What is the role of phosphodiesterases (PDEs) in cAMP signalling spatial regulation?
✅ Model Answer:
* PDEs hydrolyse cAMP into AMP.
* Localized PDE activity:
o Prevents uncontrolled activation of cAMP targets like PKA.
o Creates microdomains of low cAMP concentration.
* PDEs thus shape the spatial and temporal dynamics of cAMP responses.
Describe the concept of calcium microdomains and their significance in cellular signalling.
✅ Model Answer:
* Calcium microdomains are regions of locally high calcium concentration near release sites (e.g., ER membranes or plasma membrane calcium channels).
* Important for:
o Specific activation of calcium-sensitive processes (e.g., secretion, muscle contraction) without globally raising cytosolic calcium levels.
* Maintained by:
o Rapid calcium buffering.
o Calcium pumps and exchangers.
o Spatial organisation of calcium release channels (IP₃Rs, RyRs).

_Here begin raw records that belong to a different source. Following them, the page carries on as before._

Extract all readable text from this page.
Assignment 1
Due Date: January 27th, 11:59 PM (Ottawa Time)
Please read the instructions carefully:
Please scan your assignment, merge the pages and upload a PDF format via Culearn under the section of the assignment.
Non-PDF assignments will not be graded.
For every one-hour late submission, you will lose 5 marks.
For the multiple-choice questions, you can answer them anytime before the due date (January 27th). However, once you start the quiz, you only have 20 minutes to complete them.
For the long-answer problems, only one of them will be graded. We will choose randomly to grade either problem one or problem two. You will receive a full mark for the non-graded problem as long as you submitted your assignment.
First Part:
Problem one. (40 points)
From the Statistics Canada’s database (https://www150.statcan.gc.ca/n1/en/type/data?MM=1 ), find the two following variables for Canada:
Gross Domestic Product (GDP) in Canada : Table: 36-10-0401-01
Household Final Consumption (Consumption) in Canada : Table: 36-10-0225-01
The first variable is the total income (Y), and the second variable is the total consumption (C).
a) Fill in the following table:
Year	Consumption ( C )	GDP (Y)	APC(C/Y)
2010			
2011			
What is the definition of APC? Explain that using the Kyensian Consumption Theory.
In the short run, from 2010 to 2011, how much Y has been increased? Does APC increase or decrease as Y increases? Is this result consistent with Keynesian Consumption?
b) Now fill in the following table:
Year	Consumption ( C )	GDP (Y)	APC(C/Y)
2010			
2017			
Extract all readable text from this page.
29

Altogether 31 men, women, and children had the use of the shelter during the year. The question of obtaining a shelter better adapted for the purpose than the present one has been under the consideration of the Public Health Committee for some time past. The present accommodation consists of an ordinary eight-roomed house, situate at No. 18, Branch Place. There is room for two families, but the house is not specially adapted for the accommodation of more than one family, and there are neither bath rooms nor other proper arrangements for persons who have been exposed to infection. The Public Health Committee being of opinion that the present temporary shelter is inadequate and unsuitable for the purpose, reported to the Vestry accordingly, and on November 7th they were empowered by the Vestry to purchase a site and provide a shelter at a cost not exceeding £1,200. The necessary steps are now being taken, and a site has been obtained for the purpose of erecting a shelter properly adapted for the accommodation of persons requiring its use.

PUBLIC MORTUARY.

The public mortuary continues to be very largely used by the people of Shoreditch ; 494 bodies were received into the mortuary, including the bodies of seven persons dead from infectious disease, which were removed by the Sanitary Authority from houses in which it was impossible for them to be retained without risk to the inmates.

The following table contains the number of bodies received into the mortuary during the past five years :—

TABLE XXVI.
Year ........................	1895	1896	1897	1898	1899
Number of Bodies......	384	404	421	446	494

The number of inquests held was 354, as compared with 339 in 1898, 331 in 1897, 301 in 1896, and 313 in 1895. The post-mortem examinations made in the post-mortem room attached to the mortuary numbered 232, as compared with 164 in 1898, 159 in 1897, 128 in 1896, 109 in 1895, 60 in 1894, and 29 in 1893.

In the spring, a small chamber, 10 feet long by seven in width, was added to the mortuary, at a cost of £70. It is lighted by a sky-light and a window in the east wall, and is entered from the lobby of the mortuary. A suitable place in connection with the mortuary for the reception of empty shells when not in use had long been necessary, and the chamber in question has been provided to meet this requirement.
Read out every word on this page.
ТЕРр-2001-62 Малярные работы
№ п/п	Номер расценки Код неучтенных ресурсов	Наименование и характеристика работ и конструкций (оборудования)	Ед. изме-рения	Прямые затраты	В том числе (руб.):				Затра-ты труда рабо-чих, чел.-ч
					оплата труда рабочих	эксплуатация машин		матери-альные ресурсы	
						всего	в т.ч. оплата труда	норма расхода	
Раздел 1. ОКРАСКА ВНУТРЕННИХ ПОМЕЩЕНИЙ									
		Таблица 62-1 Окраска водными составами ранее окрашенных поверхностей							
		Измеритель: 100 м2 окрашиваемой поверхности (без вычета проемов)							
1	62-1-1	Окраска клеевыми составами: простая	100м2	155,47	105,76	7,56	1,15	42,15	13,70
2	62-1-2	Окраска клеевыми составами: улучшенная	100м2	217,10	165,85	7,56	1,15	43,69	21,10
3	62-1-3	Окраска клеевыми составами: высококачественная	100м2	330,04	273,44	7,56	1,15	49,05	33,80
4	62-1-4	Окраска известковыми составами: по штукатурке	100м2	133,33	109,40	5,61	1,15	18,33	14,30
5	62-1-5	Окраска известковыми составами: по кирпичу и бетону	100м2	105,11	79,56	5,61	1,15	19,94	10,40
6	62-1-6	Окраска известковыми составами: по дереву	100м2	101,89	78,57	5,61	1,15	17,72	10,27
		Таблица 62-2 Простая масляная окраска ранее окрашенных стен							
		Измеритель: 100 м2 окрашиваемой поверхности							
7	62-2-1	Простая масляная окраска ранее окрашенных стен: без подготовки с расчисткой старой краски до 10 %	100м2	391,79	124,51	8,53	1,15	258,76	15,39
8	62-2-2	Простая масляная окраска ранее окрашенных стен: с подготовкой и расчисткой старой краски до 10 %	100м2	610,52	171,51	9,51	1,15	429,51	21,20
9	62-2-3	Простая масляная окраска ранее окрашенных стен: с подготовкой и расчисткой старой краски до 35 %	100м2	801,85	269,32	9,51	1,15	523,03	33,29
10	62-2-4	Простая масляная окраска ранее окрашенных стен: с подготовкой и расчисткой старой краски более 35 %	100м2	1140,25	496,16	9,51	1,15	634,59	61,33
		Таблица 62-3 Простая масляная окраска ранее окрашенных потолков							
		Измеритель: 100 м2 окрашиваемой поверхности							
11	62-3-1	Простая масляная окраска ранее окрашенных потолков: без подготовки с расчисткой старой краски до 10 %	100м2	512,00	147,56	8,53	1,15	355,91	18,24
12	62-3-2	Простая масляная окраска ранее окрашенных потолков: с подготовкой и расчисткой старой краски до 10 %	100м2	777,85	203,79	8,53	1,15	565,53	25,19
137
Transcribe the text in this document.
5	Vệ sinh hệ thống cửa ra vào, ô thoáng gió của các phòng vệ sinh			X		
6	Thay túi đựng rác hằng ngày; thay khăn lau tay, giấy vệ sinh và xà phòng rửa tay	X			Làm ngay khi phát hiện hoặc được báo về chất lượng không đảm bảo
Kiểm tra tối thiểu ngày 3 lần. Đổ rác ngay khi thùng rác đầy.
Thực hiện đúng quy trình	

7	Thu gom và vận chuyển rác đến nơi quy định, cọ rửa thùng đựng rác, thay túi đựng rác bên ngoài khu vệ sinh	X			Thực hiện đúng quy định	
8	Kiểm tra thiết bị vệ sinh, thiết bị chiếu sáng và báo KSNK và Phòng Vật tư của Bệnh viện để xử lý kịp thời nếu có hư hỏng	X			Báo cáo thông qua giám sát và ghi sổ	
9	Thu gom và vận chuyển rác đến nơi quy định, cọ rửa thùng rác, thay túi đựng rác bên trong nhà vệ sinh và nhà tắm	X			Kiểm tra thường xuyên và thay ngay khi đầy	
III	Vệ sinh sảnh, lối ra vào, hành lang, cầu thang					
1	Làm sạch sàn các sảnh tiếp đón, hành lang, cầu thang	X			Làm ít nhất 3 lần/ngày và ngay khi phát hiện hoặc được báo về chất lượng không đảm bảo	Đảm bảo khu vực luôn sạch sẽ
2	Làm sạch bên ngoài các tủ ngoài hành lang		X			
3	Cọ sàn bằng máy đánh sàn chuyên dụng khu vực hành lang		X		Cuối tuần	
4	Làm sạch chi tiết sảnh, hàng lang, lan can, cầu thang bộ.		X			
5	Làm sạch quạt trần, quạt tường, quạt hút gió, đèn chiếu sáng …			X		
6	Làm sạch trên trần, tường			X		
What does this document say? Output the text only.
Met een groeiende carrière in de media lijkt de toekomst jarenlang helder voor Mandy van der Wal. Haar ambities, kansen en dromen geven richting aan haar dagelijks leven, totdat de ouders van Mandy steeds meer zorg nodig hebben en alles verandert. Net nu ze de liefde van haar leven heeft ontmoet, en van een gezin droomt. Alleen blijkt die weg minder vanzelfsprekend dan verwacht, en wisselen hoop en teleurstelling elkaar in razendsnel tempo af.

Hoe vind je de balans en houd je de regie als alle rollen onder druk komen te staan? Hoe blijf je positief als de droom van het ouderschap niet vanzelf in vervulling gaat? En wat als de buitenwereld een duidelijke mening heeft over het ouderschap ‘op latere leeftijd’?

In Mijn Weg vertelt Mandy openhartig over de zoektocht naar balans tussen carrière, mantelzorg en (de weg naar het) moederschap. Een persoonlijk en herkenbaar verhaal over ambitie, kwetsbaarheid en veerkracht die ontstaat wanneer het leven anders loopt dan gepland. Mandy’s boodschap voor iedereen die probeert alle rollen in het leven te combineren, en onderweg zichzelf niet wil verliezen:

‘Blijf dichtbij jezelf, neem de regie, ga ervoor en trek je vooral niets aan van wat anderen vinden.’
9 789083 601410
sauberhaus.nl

Explain how calcium oscillations can encode information.
✅ Model Answer:
* Calcium signals often oscillate in frequency and amplitude.
* Frequency encoding:
o Low-frequency oscillations may activate certain transcription factors.
o High-frequency oscillations more efficiently activate enzymes like CaMKII.
* Different cellular responses are triggered depending on the oscillation pattern.